What some other Palo documentation and videos had us do was the following NAT and Security Policy:
NAT
Source Zone: inside
Dest. Zone: Outside
Source Addr: Server Private IP
Src. Translation: Server Public IP
This worked for anything external but trying to recreate one for Guest doesn't seem to do anything
Security Policy
Source Zone: Guest
Source Addr: Any
Dest. Zone: inside
Dest. Addr: server Public IP
Ports: 80/443
Traffic Monitor for the above security policy shows allowed traffic with a result of Application: Incomplete.
I am completely stumped and feel like we're making it a lot harder than it really is, so any guidance would be immensely helpful.
02-06-2024 01:45 PM
Hello,
Sounds like you need a U-Turn NAT. https://knowledgebase.paloaltonetworks.com/KCSArticleDetail?id=kA10g000000Cln3CAC
Also make sure you have security policies allowing the traffic.
Regards,
02-06-2024 01:01 PM
Is the guest zone hitting the public IP? Presumably your NAT rule is bi-directional then? Or do you have a separate NAT policy for inbound connections?

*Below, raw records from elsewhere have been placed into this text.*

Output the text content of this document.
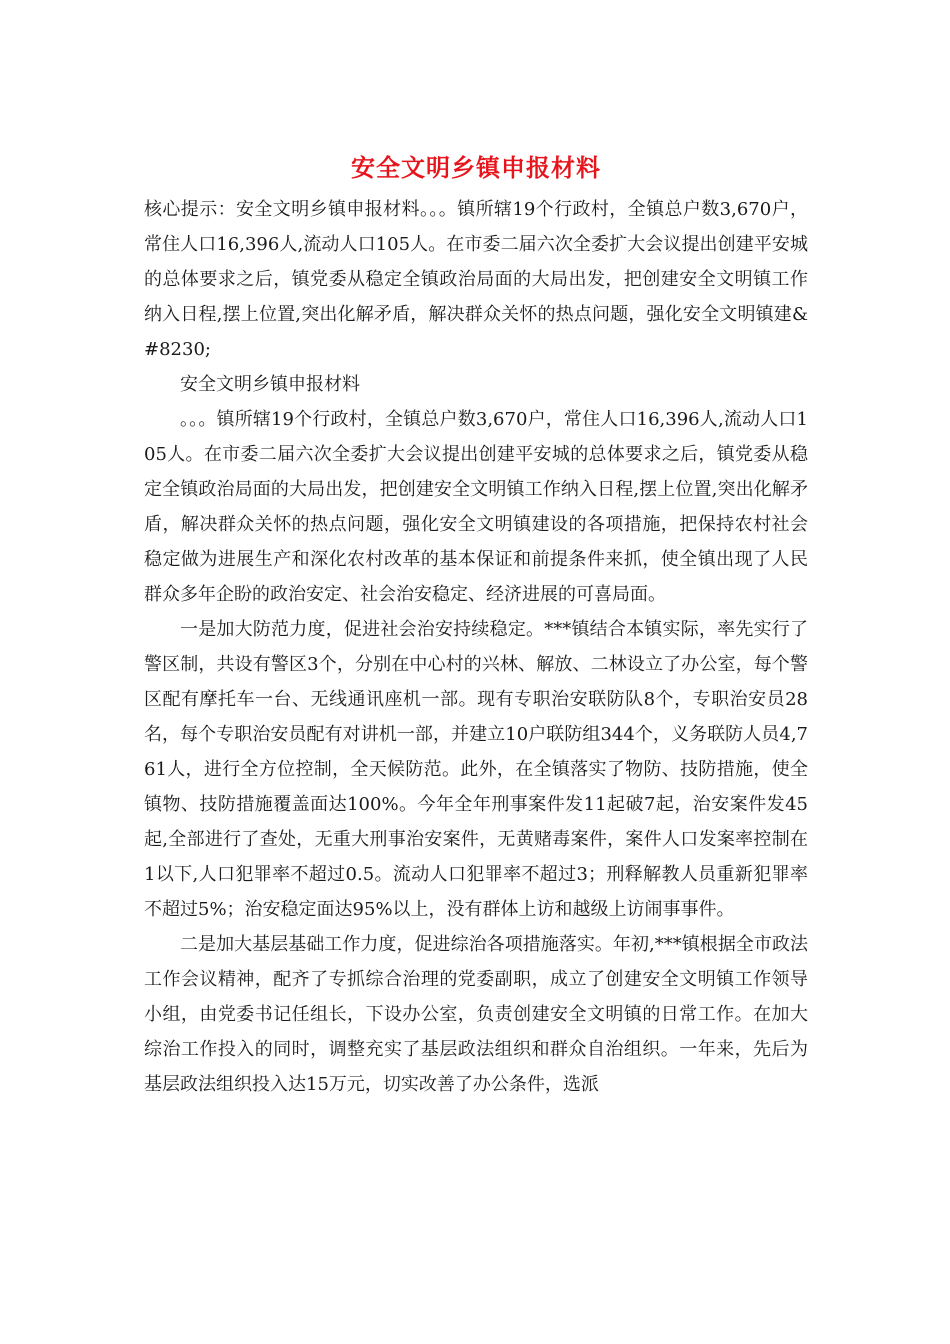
安全文明乡镇申报材料

核心提示：安全文明乡镇申报材料。。。镇所辖19个行政村，全镇总户数3,670户，常住人口16,396人,流动人口105人。在市委二届六次全委扩大会议提出创建平安城的总体要求之后，镇党委从稳定全镇政治局面的大局出发，把创建安全文明镇工作纳入日程,摆上位置,突出化解矛盾，解决群众关怀的热点问题，强化安全文明镇建&#8230;

安全文明乡镇申报材料

。。。镇所辖19个行政村，全镇总户数3,670户，常住人口16,396人,流动人口105人。在市委二届六次全委扩大会议提出创建平安城的总体要求之后，镇党委从稳定全镇政治局面的大局出发，把创建安全文明镇工作纳入日程,摆上位置,突出化解矛盾，解决群众关怀的热点问题，强化安全文明镇建设的各项措施，把保持农村社会稳定做为进展生产和深化农村改革的基本保证和前提条件来抓，使全镇出现了人民群众多年企盼的政治安定、社会治安稳定、经济进展的可喜局面。

一是加大防范力度，促进社会治安持续稳定。***镇结合本镇实际，率先实行了警区制，共设有警区3个，分别在中心村的兴林、解放、二林设立了办公室，每个警区配有摩托车一台、无线通讯座机一部。现有专职治安联防队8个，专职治安员28名，每个专职治安员配有对讲机一部，并建立10户联防组344个，义务联防人员4,761人，进行全方位控制，全天候防范。此外，在全镇落实了物防、技防措施，使全镇物、技防措施覆盖面达100%。今年全年刑事案件发11起破7起，治安案件发45起,全部进行了查处，无重大刑事治安案件，无黄赌毒案件，案件人口发案率控制在1以下,人口犯罪率不超过0.5。流动人口犯罪率不超过3；刑释解教人员重新犯罪率不超过5%；治安稳定面达95%以上，没有群体上访和越级上访闹事事件。

二是加大基层基础工作力度，促进综治各项措施落实。年初,***镇根据全市政法工作会议精神，配齐了专抓综合治理的党委副职，成立了创建安全文明镇工作领导小组，由党委书记任组长，下设办公室，负责创建安全文明镇的日常工作。在加大综治工作投入的同时，调整充实了基层政法组织和群众自治组织。一年来，先后为基层政法组织投入达15万元，切实改善了办公条件，选派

If you look in the details of the session you see allowed, in both the source and destination boxs does the "NAT IP" part appear correct?
02-06-2024 01:45 PM
Hello,
Sounds like you need a U-Turn NAT. https://knowledgebase.paloaltonetworks.com/KCSArticleDetail?id=kA10g000000Cln3CAC
Also make sure you have security policies allowing the traffic.
Regards,
02-07-2024 06:04 AM
There is a separate destination NAT for external users. My source IP is from our 10.193.0.0 subnet (Guest) and guest interface ethernet 1/5.93. The destination is listed as the public IP with a NAT IP displayed as the server's private IP. So to me, it does appear correct. We have other configurations for the Guest wifi to reach internal services, but those are handled by the load balancer in the DMZ, so we're not sure where the disconnect is occurring.
02-07-2024 06:06 AM
I did come across something regarding U-Turn NAT and I did try and use the above link for reference, as well as another online video of someone explaining it and it makes sense to me, but when trying to implement I'm still not able to reach that service. ☹️
02-07-2024 06:28 AM
After a little more looking into the NAT policy, I recognized the error I had. U-Turn was the correct solution but it was the particular interface I was using on the source translation. Correcting that on my end immediately got the service working. Much thanks to all.